Christianity Today has an article by Tim Stafford on Darrel Falk and Todd Wood. Darrel is the president of BioLogos (Disclosure: I write for BioLogos) and Todd Wood is the biologist at Bryan College in Dayton Tennessee and, as far as I can tell, the only young earth creationist who honestly treats the geological and biological evidence. Of Falk he writes:
He took a postdoctoral fellowship in Southern California. On one memorable day, he was at the beach with his family when he saw a church bus arrive in the parking lot. From the lettering on the side, he could see the bus was from a Nazarene church, the denomination of his boyhood. "This church family, I reasoned, was having a picnic, just like I used to love so much." The sight prompted deep sadness, as he thought of his daughters. They would never go on a church picnic. They would never gain the richest part of his heritage. "I longed to go back, if only for the sake of my daughters. But I could not go back—the chasm that separated us was too great. One of the widest sections of the gulf was my belief in gradual creation."
When I read this, I realized that it resonated with me. I was in church one day and my pastor was giving a sermon on Genesis, in particular the pre-flood world, and it shook me. While I believe in Jesus Christ and the salvation He brings, I realized I didn't believe what my pastor was saying. What he was describing was an outgrowth of a deep, convicted faith that is unencumbered by modern science, or by racking doubts of whether anything in the first eleven chapters of Genesis is true in a literal sense or is it all myth. I can't go back to that faith. I know that it puts me at odds with a great many of my friends but, as Falk alludes to, the gulf is too great. When my friends ask me to explain why I think the evidence for an old earth and evolution is so good, I hesitate. In some ways I don't want them to lose that innocence and yet, in other ways, I am convinced that the young earth hermeneutic is wrong and can be destructive to the faith.

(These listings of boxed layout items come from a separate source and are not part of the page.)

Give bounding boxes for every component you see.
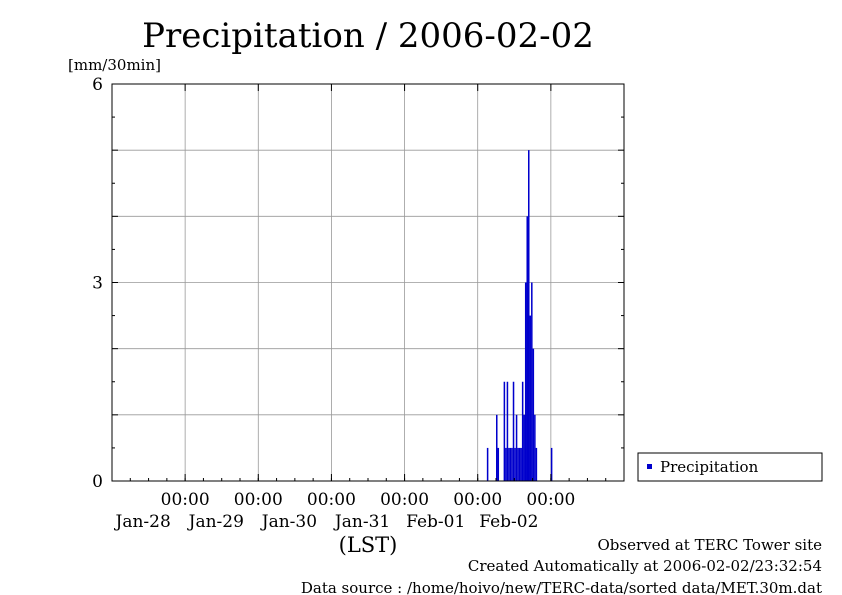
- precipitation-bar: [529, 315, 532, 481]
- x-tick-time-label: 00:00: [161, 490, 210, 510]
- precipitation-bar: [523, 414, 525, 481]
- y-axis-unit: [mm/30min]: [68, 56, 161, 74]
- precipitation-bar: [524, 282, 527, 481]
- precipitation-bar: [511, 447, 513, 481]
- x-tick-time-label: 00:00: [526, 490, 575, 510]
- precipitation-bar: [514, 447, 516, 481]
- precipitation-bar: [509, 447, 512, 481]
- precipitation-bar: [550, 447, 553, 481]
- precipitation-bar: [520, 447, 522, 481]
- y-axis: 0 3 6: [92, 75, 624, 492]
- y-tick-label: 6: [92, 75, 103, 95]
- precipitation-bar: [528, 150, 530, 481]
- precipitation-bar: [497, 447, 500, 481]
- precipitation-bar: [521, 381, 524, 481]
- x-tick-date-label: Jan-29: [187, 512, 244, 532]
- x-axis-label: (LST): [339, 533, 398, 557]
- footer-created: Created Automatically at 2006-02-02/23:3…: [468, 557, 822, 575]
- precipitation-bar: [535, 447, 538, 481]
- footer-source: Data source : /home/hoivo/new/TERC-data/…: [301, 579, 822, 595]
- precipitation-bar: [506, 381, 509, 481]
- precipitation-bar: [512, 381, 515, 481]
- footer-observed: Observed at TERC Tower site: [597, 536, 822, 554]
- precipitation-bar: [496, 414, 498, 481]
- legend-label: Precipitation: [660, 458, 759, 476]
- precipitation-bar: [508, 447, 510, 481]
- precipitation-bar: [534, 414, 536, 481]
- chart-title: Precipitation / 2006-02-02: [142, 16, 594, 56]
- x-tick-time-label: 00:00: [380, 490, 429, 510]
- legend-swatch: [647, 464, 652, 469]
- precipitation-bar: [518, 447, 521, 481]
- x-tick-time-label: 00:00: [307, 490, 356, 510]
- x-tick-time-label: 00:00: [234, 490, 283, 510]
- x-tick-date-label: Jan-30: [260, 512, 317, 532]
- y-tick-label: 3: [92, 274, 103, 294]
- precipitation-bar: [515, 414, 518, 481]
- precipitation-bar: [526, 216, 528, 482]
- x-tick-date-label: Jan-28: [114, 512, 171, 532]
- precipitation-bar: [517, 447, 519, 481]
- precipitation-bar: [486, 447, 489, 481]
- x-tick-date-label: Feb-01: [406, 512, 465, 532]
- precipitation-bar: [503, 381, 506, 481]
- legend-box: [637, 452, 823, 482]
- bar-series: [486, 150, 553, 482]
- y-tick-label: 0: [92, 472, 103, 492]
- x-tick-date-label: Jan-31: [333, 512, 390, 532]
- precipitation-bar: [531, 282, 533, 481]
- precipitation-bar: [532, 348, 535, 481]
- x-tick-time-label: 00:00: [453, 490, 502, 510]
- x-axis: 00:00Jan-2800:00Jan-2900:00Jan-3000:00Ja…: [111, 84, 625, 532]
- x-tick-date-label: Feb-02: [479, 512, 538, 532]
- legend: Precipitation: [637, 452, 823, 482]
- grid-lines: [112, 84, 624, 481]
- precipitation-bar: [505, 447, 507, 481]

Wood has always struck me as someone who has a very regard for scientific integrity and the ability to correctly analyze scientific research, even if he does not believe their conclusions. In the past, I have been critical of what I perceive to be cognitive dissonance in his approach to his science. That is perhaps, unfair. I think that he truly does believe that there is evidence of change but that this points to something we just haven't fathomed yet.

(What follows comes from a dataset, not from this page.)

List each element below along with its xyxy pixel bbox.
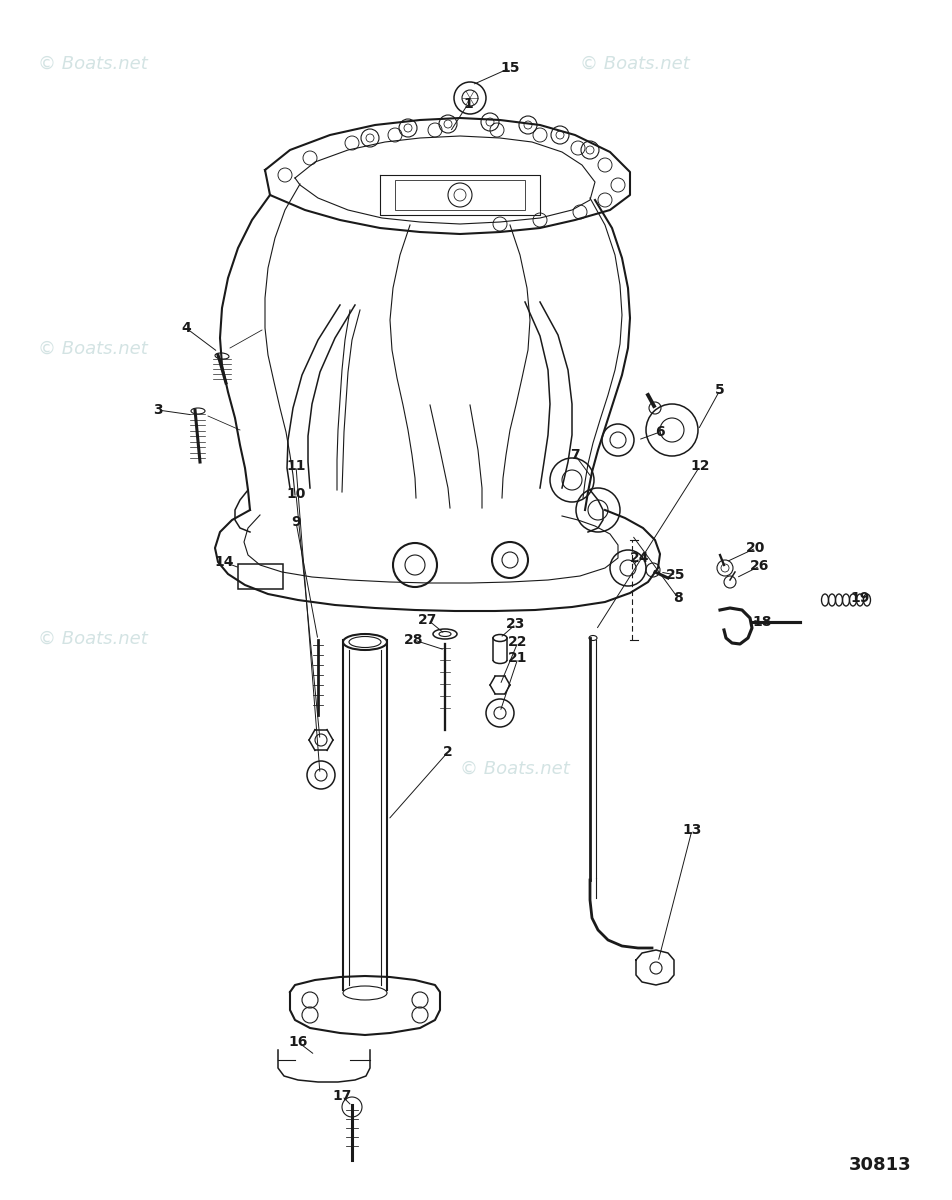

Having said that, the biological/evolutionary evidence doesn't exist in a vacuum—it rests on the geological and biogeographical evidence of an ancient earth—and he has yet to properly address it and its relationship to biological diversity. As of now, he seems either unwilling to do so or feels it is irrelevant to his research. Given his approach to biological science and his general castigation of the level of research of his fellow young-earth creationists, I would be curious to know what he thinks of this evidence.